Come accennato in apertura, stamani è stato annunciato ufficialmente Mr. Acori sulla panchina del Rimini, nella sede di via XX Settembre, in un clima di grande entusiasmo e di fiducia nel futuro. A fare gli onori di casa il presidente Giorgio Grassi che ha iniziato il suo intervento rendendo omaggio a mister Luca Righetti dimessosi lunedì, l'indomani della sconfitta di Imola. "Una situazione inaspettata, che mai avrei pensato sarebbe potuta accadere sino a qualche giorno fa. Luca ha fatto un gesto che gli fa onore, per il bene del Rimini. Nonostante non sia andata come avremmo voluto la mia stima e la mia amicizia nei suoi confronti, come persona ma anche come tecnico, che continuo a ritenere molto valido, resta quella di sempre".

Il numero uno biancorosso ha poi accolto così il nuovo allenatore:"Mi ha fatto una grande impressione, ancora superiore a quel che immaginassi. La sua carriera parla da sola, è un tecnico con una media punti altissima considerate tutte le situazioni nelle quali si è trovato. Un allenatore che ha fatto bene ovunque, non come comunemente viene detto solo in biancorosso. Una scelta mia, fatta con l'assoluta certezza sia quella migliore possibile".

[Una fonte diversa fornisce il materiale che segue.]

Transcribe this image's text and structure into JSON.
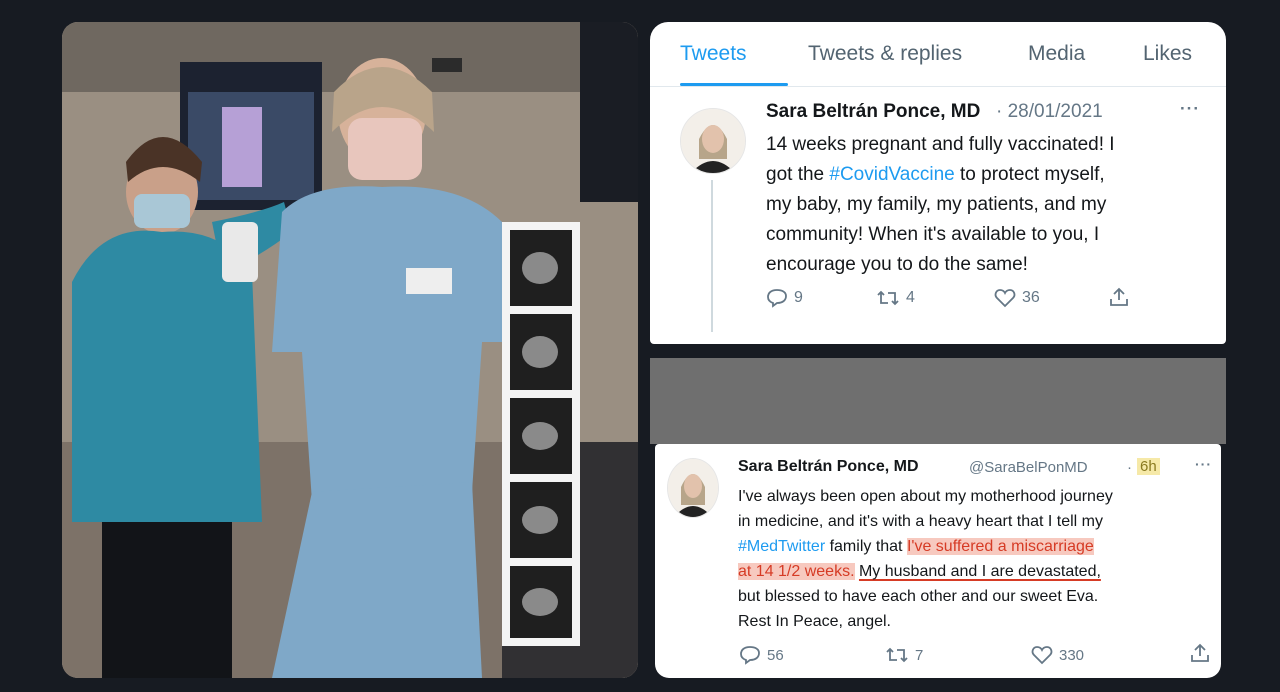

La palla è poi passata al condottiero di Tornandrea, appunto al suo terzo mandato alla guida della maglia a scacchi. "La mia vita è in mezzo al campo, a casa non potevo più stare, il fatto nel futuro ci sia ancora Rimini è un ulteriore motivo di gioia e di stimolo. Sono convinto faremo bene, diversamente non avrei accettato. La squadra è giovane e ai giovani occorre dare entusiamo. Sono sicuro che questi ragazzi dimostreranno le proprie potenzialità e la propria voglia di avere un futuro nel mondo del calcio. Mister Righetti non l'ho ancora sentito ma lo farò presto, ai tempi della mia prima esperienza a Rimini è stato allenatore della nostra Primavera, ho allenato suo figlio, con lui il rapporto è ottimo".

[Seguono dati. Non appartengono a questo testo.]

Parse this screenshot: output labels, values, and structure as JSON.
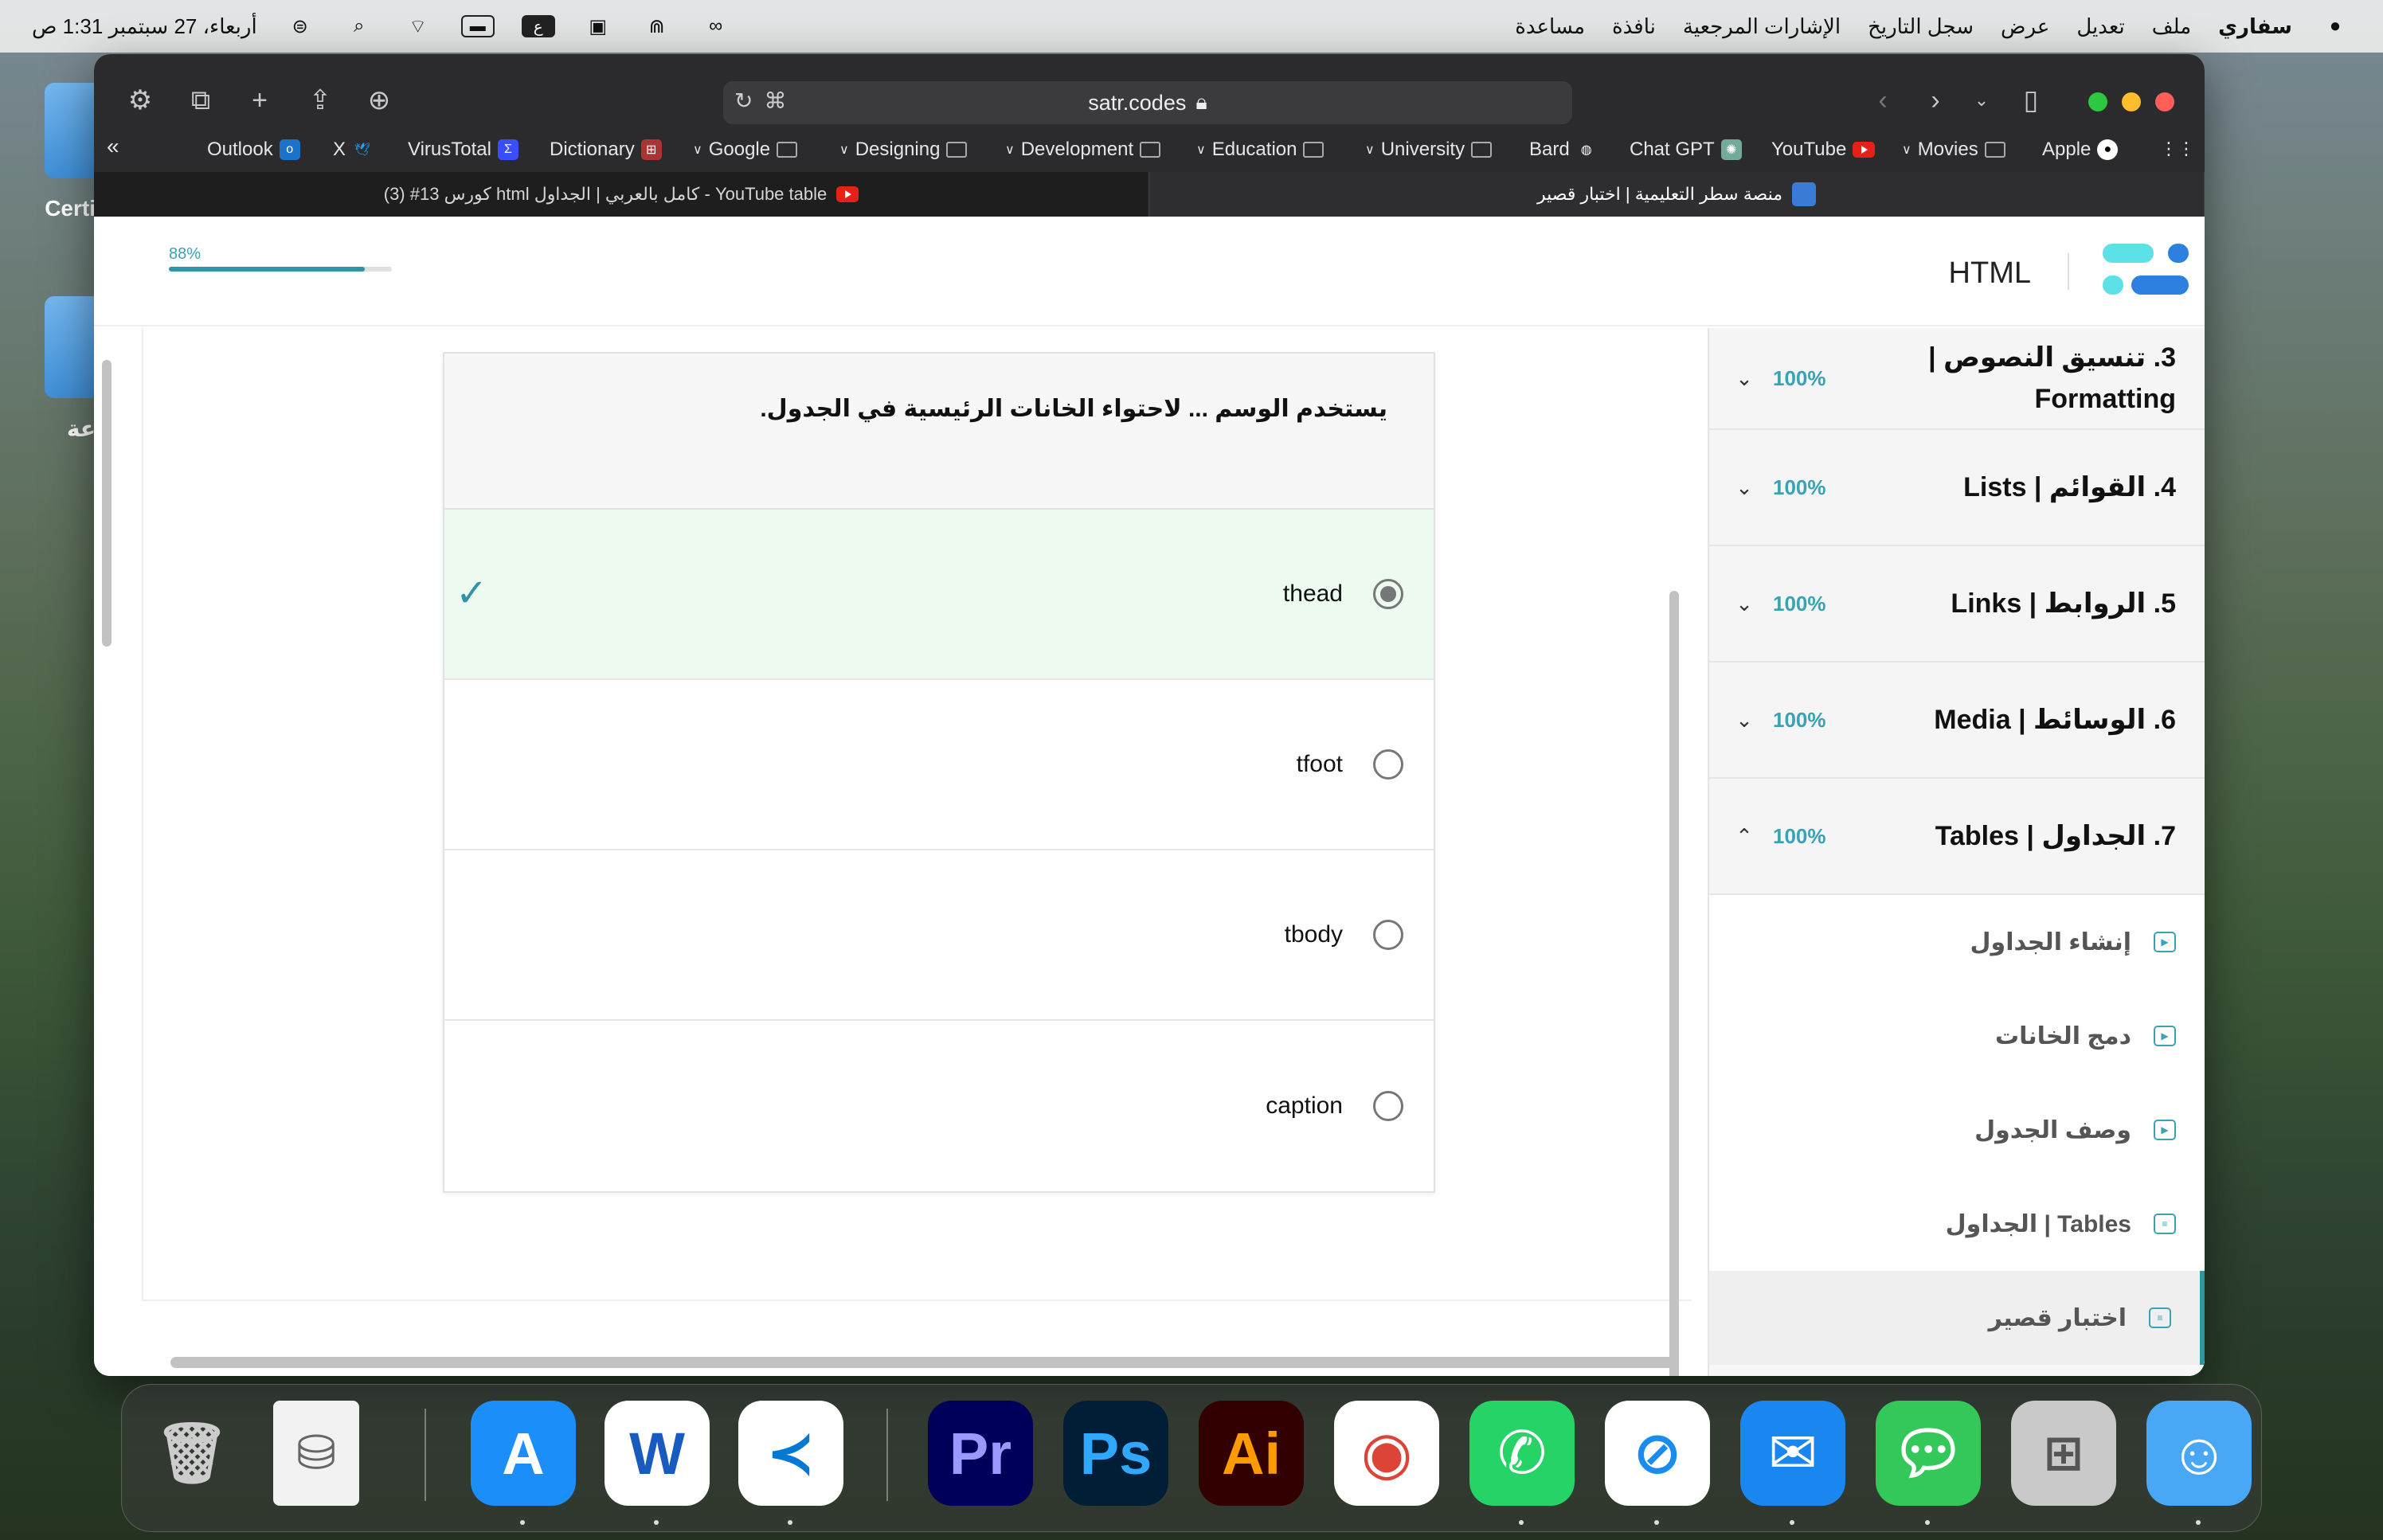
{
  "menubar": {
    "app_name": "سفاري",
    "menus": [
      "ملف",
      "تعديل",
      "عرض",
      "سجل التاريخ",
      "الإشارات المرجعية",
      "نافذة",
      "مساعدة"
    ],
    "clock": "أربعاء، 27 سبتمبر 1:31 ص",
    "input_indicator": "ع"
  },
  "desktop": {
    "items": [
      "Certi",
      "عة"
    ]
  },
  "browser": {
    "url": "satr.codes",
    "bookmarks": [
      "Outlook",
      "X",
      "VirusTotal",
      "Dictionary",
      "Google",
      "Designing",
      "Development",
      "Education",
      "University",
      "Bard",
      "Chat GPT",
      "YouTube",
      "Movies",
      "Apple"
    ],
    "tabs": [
      {
        "title": "(3) #13 كورس html كامل بالعربي | الجداول - YouTube table"
      },
      {
        "title": "منصة سطر التعليمية | اختبار قصير"
      }
    ]
  },
  "header": {
    "course_title": "HTML",
    "progress_label": "88%",
    "progress_value": 0.88
  },
  "sidebar": {
    "sections": [
      {
        "title": "3. تنسيق النصوص | Formatting",
        "percent": "100%",
        "chevron": "down"
      },
      {
        "title": "4. القوائم | Lists",
        "percent": "100%",
        "chevron": "down"
      },
      {
        "title": "5. الروابط | Links",
        "percent": "100%",
        "chevron": "down"
      },
      {
        "title": "6. الوسائط | Media",
        "percent": "100%",
        "chevron": "down"
      },
      {
        "title": "7. الجداول | Tables",
        "percent": "100%",
        "chevron": "up"
      }
    ],
    "lessons": [
      {
        "label": "إنشاء الجداول",
        "icon": "video-icon"
      },
      {
        "label": "دمج الخانات",
        "icon": "video-icon"
      },
      {
        "label": "وصف الجدول",
        "icon": "video-icon"
      },
      {
        "label": "الجداول | Tables",
        "icon": "article-icon"
      },
      {
        "label": "اختبار قصير",
        "icon": "quiz-icon",
        "active": true
      }
    ]
  },
  "quiz": {
    "question": "يستخدم الوسم ... لاحتواء الخانات الرئيسية في الجدول.",
    "options": [
      {
        "label": "thead",
        "selected": true,
        "correct": true
      },
      {
        "label": "tfoot",
        "selected": false
      },
      {
        "label": "tbody",
        "selected": false
      },
      {
        "label": "caption",
        "selected": false
      }
    ]
  },
  "dock": {
    "apps": [
      "Trash",
      "Disk Utility",
      "App Store",
      "Word",
      "VS Code",
      "Premiere Pro",
      "Photoshop",
      "Illustrator",
      "Chrome",
      "WhatsApp",
      "Safari",
      "Mail",
      "Messages",
      "Launchpad",
      "Finder"
    ],
    "labels": {
      "word": "W",
      "premiere": "Pr",
      "photoshop": "Ps",
      "illustrator": "Ai"
    }
  },
  "colors": {
    "accent": "#3aa3b3",
    "correct_bg": "#ecfaef",
    "logo_light": "#5de0e6",
    "logo_dark": "#2d7fe0"
  }
}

Il tecnico biancorosso si è mostrato, come suo solito, molto positivo. "Rischio non vada come in passato? Paura non ne ho, avessi avuto dubbi o timori me ne sarei stato a casa. La società è seria e non fa mancare nulla alla squadra, Rimini è una piazza importante dove si sta a meraviglia, ci sono tutti i presupposti per fare bene. L'organico è buono, a parte l'ultima gara ho sempre visto una squadra che lotta, che non molla mai, e questa è già una buona base di partenza per lavorare. L'obiettivo? Fare più punti possibili, partita dopo partita, raccogliere il massimo da ogni gara".